Todo lo anterior viene a cuento de las polémicas reformas sobre la sanidad rural que han protagonizado el debate público en la comunidad, de otras que puedan llegar relacionadas con la ordenación del territorio, de las políticas contra la despoblación que se marcan gobiernos, dirigentes, etcétera. Muchas de esas políticas, incluidas las que proponen ventajas fiscales o laborales, se centran en cuestiones prácticas, operativas, funcionales, numéricas, pero ignoran aquellas otras que forman parte del alma del problema. Sucede así porque se abordan con mentes urbanitas o burócratas que, por ejemplo, no han estado nunca en la misa de doce y media, un domingo en un municipio de 800 habitantes.

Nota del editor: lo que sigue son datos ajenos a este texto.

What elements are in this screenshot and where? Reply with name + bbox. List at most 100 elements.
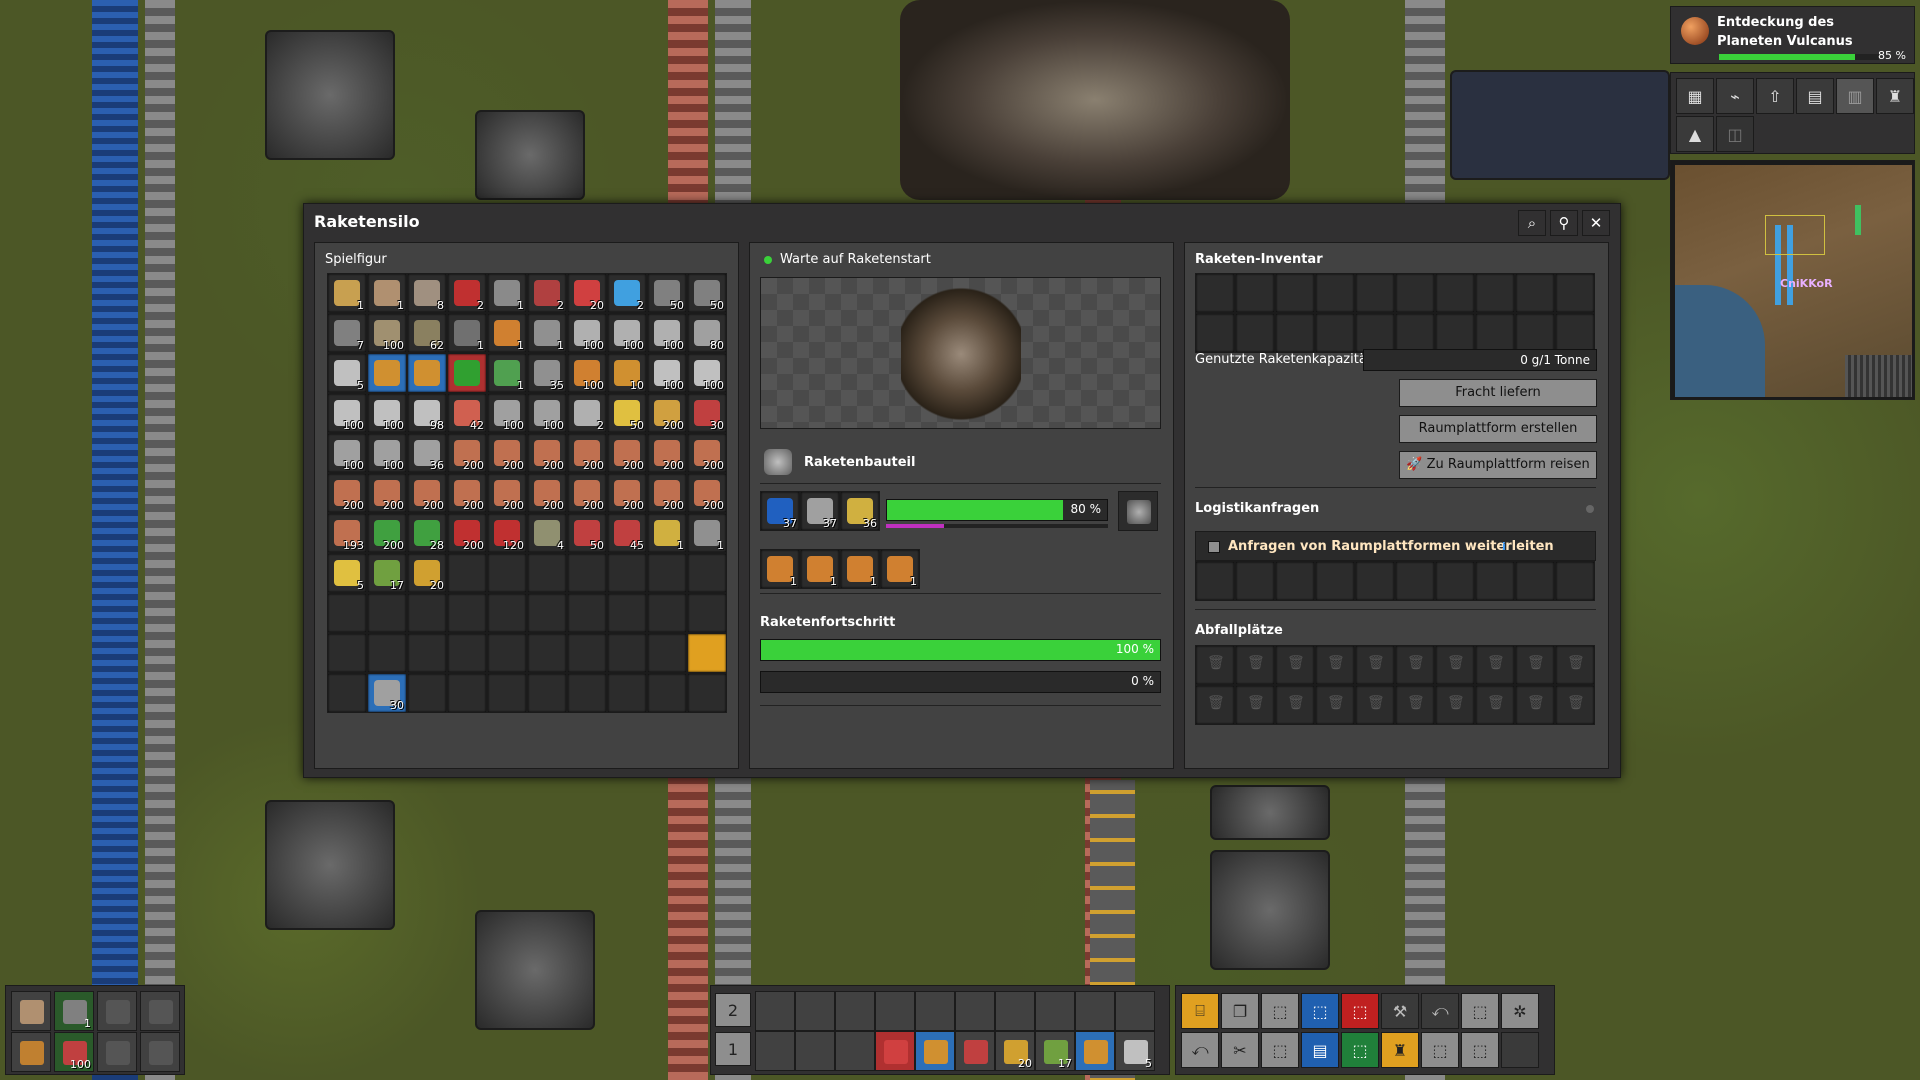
quickbar-slot[interactable] — [875, 1031, 915, 1071]
inventory-slot[interactable] — [487, 673, 527, 713]
inventory-slot[interactable]: 200 — [487, 473, 527, 513]
logistics-request-slot[interactable] — [1315, 561, 1355, 601]
inventory-slot[interactable]: 100 — [567, 353, 607, 393]
inventory-slot[interactable] — [407, 633, 447, 673]
rocket-slot[interactable] — [1195, 313, 1235, 353]
inventory-slot[interactable] — [687, 633, 727, 673]
inventory-slot[interactable] — [407, 593, 447, 633]
inventory-slot[interactable]: 7 — [327, 313, 367, 353]
trash-slot[interactable]: 🗑 — [1475, 685, 1515, 725]
rocket-slot[interactable] — [1355, 273, 1395, 313]
inventory-slot[interactable] — [567, 633, 607, 673]
rocket-slot[interactable] — [1355, 313, 1395, 353]
logistics-request-slot[interactable] — [1555, 561, 1595, 601]
trash-slot[interactable]: 🗑 — [1435, 685, 1475, 725]
inventory-slot[interactable]: 17 — [367, 553, 407, 593]
rocket-slot[interactable] — [1475, 273, 1515, 313]
create-platform-button[interactable]: Raumplattform erstellen — [1399, 415, 1597, 443]
inventory-slot[interactable] — [327, 673, 367, 713]
quickbar-slot[interactable]: 20 — [995, 1031, 1035, 1071]
trash-slot[interactable]: 🗑 — [1555, 645, 1595, 685]
quickbar-slot[interactable] — [1075, 991, 1115, 1031]
logistics-request-slot[interactable] — [1275, 561, 1315, 601]
module-slot[interactable]: 1 — [880, 549, 920, 589]
inventory-slot[interactable]: 1 — [487, 353, 527, 393]
inventory-slot[interactable] — [327, 633, 367, 673]
inventory-slot[interactable]: 5 — [327, 353, 367, 393]
inventory-slot[interactable]: 2 — [607, 273, 647, 313]
paste-icon[interactable]: ⬚ — [1261, 1032, 1299, 1068]
inventory-slot[interactable]: 193 — [327, 513, 367, 553]
inventory-slot[interactable]: 200 — [367, 513, 407, 553]
quickbar-slot[interactable] — [835, 1031, 875, 1071]
inventory-slot[interactable]: 45 — [607, 513, 647, 553]
logistics-request-slot[interactable] — [1475, 561, 1515, 601]
inventory-slot[interactable]: 50 — [687, 273, 727, 313]
rocket-slot[interactable] — [1515, 313, 1555, 353]
trash-slot[interactable]: 🗑 — [1355, 645, 1395, 685]
research-queue-icon[interactable]: ⌸ — [1181, 993, 1219, 1029]
quickbar-slot[interactable] — [955, 991, 995, 1031]
trash-slot[interactable]: 🗑 — [1315, 645, 1355, 685]
inventory-slot[interactable]: 1 — [487, 273, 527, 313]
inventory-slot[interactable]: 100 — [327, 393, 367, 433]
logistics-request-slot[interactable] — [1195, 561, 1235, 601]
quickbar-slot[interactable] — [875, 991, 915, 1031]
inventory-slot[interactable] — [407, 673, 447, 713]
trash-slot[interactable]: 🗑 — [1235, 685, 1275, 725]
inventory-slot[interactable] — [647, 633, 687, 673]
ammo-slot[interactable]: 100 — [54, 1032, 94, 1072]
gun-slot-empty[interactable] — [97, 991, 137, 1031]
undo-disabled-icon[interactable]: ⤺ — [1421, 993, 1459, 1029]
inventory-slot[interactable]: 100 — [687, 353, 727, 393]
inventory-slot[interactable]: 30 — [687, 393, 727, 433]
inventory-slot[interactable]: 120 — [487, 513, 527, 553]
spidertron-icon[interactable]: ✲ — [1501, 993, 1539, 1029]
inventory-slot[interactable]: 100 — [327, 433, 367, 473]
quickbar-slot[interactable] — [1115, 991, 1155, 1031]
logistics-request-slot[interactable] — [1355, 561, 1395, 601]
inventory-slot[interactable]: 4 — [527, 513, 567, 553]
inventory-slot[interactable] — [367, 593, 407, 633]
inventory-slot[interactable] — [687, 673, 727, 713]
trash-slot[interactable]: 🗑 — [1195, 685, 1235, 725]
inventory-slot[interactable]: 100 — [607, 313, 647, 353]
quickbar-row-2[interactable]: 2 — [715, 993, 751, 1027]
inventory-slot[interactable]: 1 — [367, 273, 407, 313]
upgrade-planner-icon[interactable]: ⬚ — [1301, 993, 1339, 1029]
rocket-slot[interactable] — [1435, 313, 1475, 353]
inventory-slot[interactable] — [487, 553, 527, 593]
red-wire-icon[interactable]: ⬚ — [1421, 1032, 1459, 1068]
inventory-slot[interactable]: 200 — [607, 473, 647, 513]
inventory-slot[interactable]: 35 — [527, 353, 567, 393]
undo-icon[interactable]: ⤺ — [1181, 1032, 1219, 1068]
inventory-slot[interactable]: 2 — [527, 273, 567, 313]
inventory-slot[interactable] — [447, 593, 487, 633]
result-slot[interactable] — [1118, 491, 1158, 531]
quickbar-slot[interactable] — [915, 991, 955, 1031]
tech-tree-icon[interactable]: ▲ — [1676, 116, 1714, 152]
logistics-toggle-icon[interactable] — [1586, 505, 1594, 513]
inventory-slot[interactable] — [447, 353, 487, 393]
inventory-slot[interactable]: 200 — [367, 473, 407, 513]
inventory-slot[interactable]: 100 — [367, 393, 407, 433]
inventory-slot[interactable]: 200 — [647, 473, 687, 513]
inventory-slot[interactable]: 200 — [407, 473, 447, 513]
inventory-slot[interactable]: 1 — [687, 513, 727, 553]
rocket-slot[interactable] — [1275, 313, 1315, 353]
rocket-slot[interactable] — [1435, 273, 1475, 313]
rocket-slot[interactable] — [1395, 313, 1435, 353]
inventory-slot[interactable]: 200 — [567, 473, 607, 513]
production-icon[interactable]: ⇧ — [1756, 78, 1794, 114]
logistics-request-slot[interactable] — [1395, 561, 1435, 601]
quickbar-slot[interactable]: 17 — [1035, 1031, 1075, 1071]
inventory-slot[interactable] — [327, 593, 367, 633]
inventory-slot[interactable]: 100 — [567, 313, 607, 353]
inventory-slot[interactable]: 100 — [647, 353, 687, 393]
inventory-slot[interactable] — [527, 673, 567, 713]
ammo-slot-empty[interactable] — [97, 1032, 137, 1072]
trash-slot[interactable]: 🗑 — [1515, 645, 1555, 685]
achievements-icon[interactable]: ♜ — [1876, 78, 1914, 114]
trash-icon[interactable]: ▥ — [1836, 78, 1874, 114]
inventory-slot[interactable]: 20 — [407, 553, 447, 593]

Que no saben a qué suena el amanecer en los patios interiores de casas construidas en piedra. Ni conocen cómo, en algunas épocas, huelen a abono los sembrados, a resina los pinares o a tomate los tomates…
Debería entenderse, antes de enfrentarse al descomunal y casi imbatible desafío de revertir la decaída y envejecimiento de los censos de miles de municipios de toda España, que del mismo modo que a este lado de los Pirineos no nos gusta que nos impongan unas políticas de fondos estructurales europeos o de la PAC al modo de los alemanes –qué sabrán ellos de lo que nos pasa y cómo solucionar nuestros problemas–, a los alcaldes y alcaldesas de pueblos como Viloria del Henar, Robladillo, Cotanes o Ceinos les debe costar creer que unos señores de Valladolid, Madrid o Bruselas les vayan a salvar sus pueblos de la ruina, el gozne oxidado, los portalones grises y el cerrojazo definitivo. De hecho, es seguro que el error de dividir España en dos, en la España vacía y en la llena, está impidiendo muchos progresos. En este país somos muy de partir, de romper, de separar, de confrontar. Y muy poco, casi nada, de situarnos en el lugar del otro.
Si es cierto que, como expresó Ludwig Wittgenstein, «los límites de mi lenguaje significan los límites de mi mundo», habría que reconsiderar desde la palabra, la conversación y el encuentro cualquier estrategia que busque honestamente conservar la vida en los pueblos.